The effect of DA-8159, a novel PDE5 inhibitor, on erectile function in the rat model of hypercholesterolemic erectile dysfunction

Abstract

This study examined the effects of a new phosphodiesterase type 5 inhibitor, DA-8159, on erectile function associated with hypercholesterolemia. First of all, in order to investigate whether chronic administration of DA-8159 prevents the development of erectile dysfunction associated with hypercholesterolemia, male SD rats were divided into four groups (normal control, hypercholesterolemic control, DA-8159 5 or 20 mg/kg/day).
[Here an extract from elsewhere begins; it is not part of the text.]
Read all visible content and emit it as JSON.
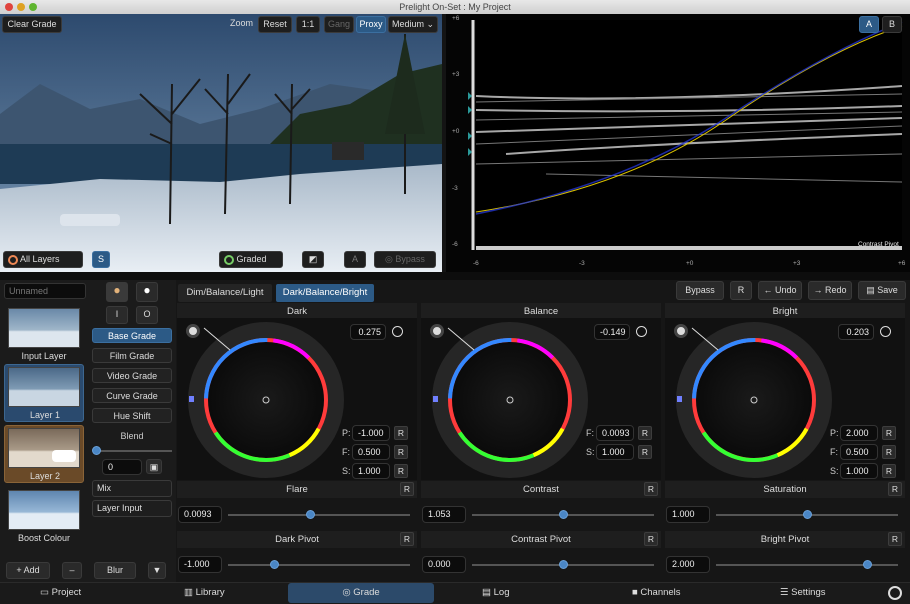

Over a 5-month period, the animals were fed a 2% cholesterol diet and administered DA-8159 orally once a day. After 5 months, the electrostimulation-induced penile erection and the vascular function using acetylcholine-induced vasodilation with endothelium-intact aortic rings were examined. Furthermore, the plasma lipid profiles, endothelin and N(G),N(G)-dimethylarginine (asymmetrical dimethylarginine, ADMA) concentrations were measured. In order to investigate the acute treatment effect of DA-8159 on the erectile function in an established hypercholesterolemic model, additional animals were given a 2% cholesterol diet for 5 months without DA-8159. At the end of 5 months, the rats were divided into three groups (hypercholesterolemic control, DA-8159 0.3 or 1 mg/kg). DA-8159 was administered intravenously 1 min prior to the intracavernous pressure (ICP) measurement. In a chronic treatment study, while the hypercholesterolemic control showed a significantly lower erectile function, vascular reactivity, and increased plasma cholesterol, endothelin and ADMA concentration, the chronic DA-8159 treatment clearly restored the erectile responses by electric stimulation, preserved the potential of thoracic aortic relaxation in a dose-dependent manner, and significantly decreased the plasma endothelin and ADMA concentrations. In an acute treatment study, DA-8159 induced a dose- and frequency-dependent increase in ICP. The ICP/BP ratio and the corresponding AUC values, and the detumescence time were also significantly increased compared to the hypercholesterolemic control. These results suggest that DA-8159 is beneficial for erectile dysfunction in a rat hypercholesterolemic model and provided a rationale for the potential use of DA-8159 for treating erectile dysfunction secondary to hypercholesterolemia.